Bound, antibound and resonance two-photon states in chiral waveguide QED

TL;DR

This paper provides a comprehensive theoretical analysis of two-photon states in chiral waveguide QED, revealing bound, antibound, and resonance states across all momentum values and highlighting a gapless spectrum with topological features.

Contribution

It introduces a complete spectrum analysis for two-particle states in chiral waveguide QED, including bound and resonance states over all momentum ranges, and discusses topological effects.

Findings

Existence of bound, antibound, and resonance states for all momentum values.

The spectrum is gapless and consistent across all center-of-mass momenta.

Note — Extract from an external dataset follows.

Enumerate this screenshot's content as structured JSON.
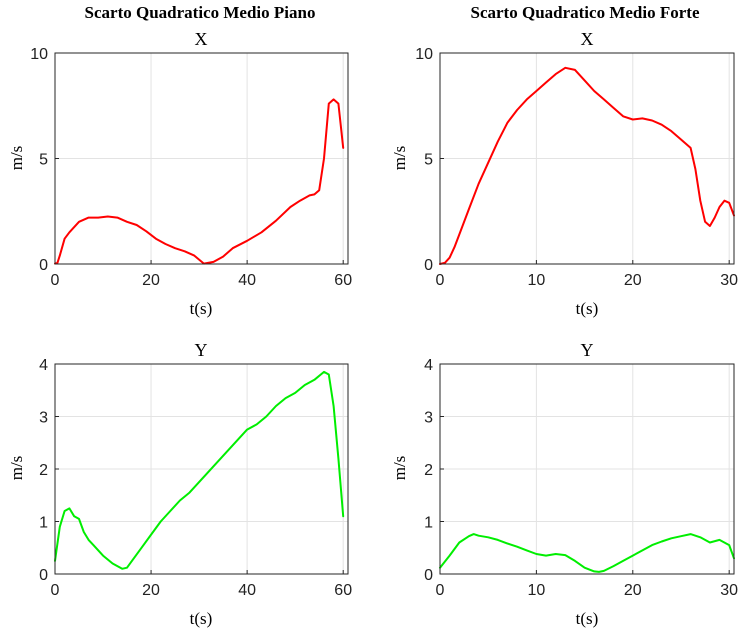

The dispersion law indicates a topological non-Hermitian skin effect.

Abstract

We present a theoretical study of the two-particle spectrum $\omega(K)$ for the chiral waveguide QED setup of an array of two-level atoms directionally interacting with photons propagating along the waveguide. We demonstrate that for each pair center-of-mass momentum $K$ there exist distinct solutions with $\Im\omega\le 0$ in the two-particle spectrum, corresponding to bound, antibound and resonance states, in addition to the continuum of scattering states. Contrary to previous studies, which showed the bound and resonance-state spectra only over a limited range of $K$, the calculated spectrum is consistent across all $K$ values. An interesting finding is that the real part of the spectrum $\Re \omega(K)$ in the chiral model is gapless. The calculated dispersion law $\omega(K)$ provides an effective model for the bound photon pairs also in a finite-size array, manifesting the topological non-Hermitian skin effect.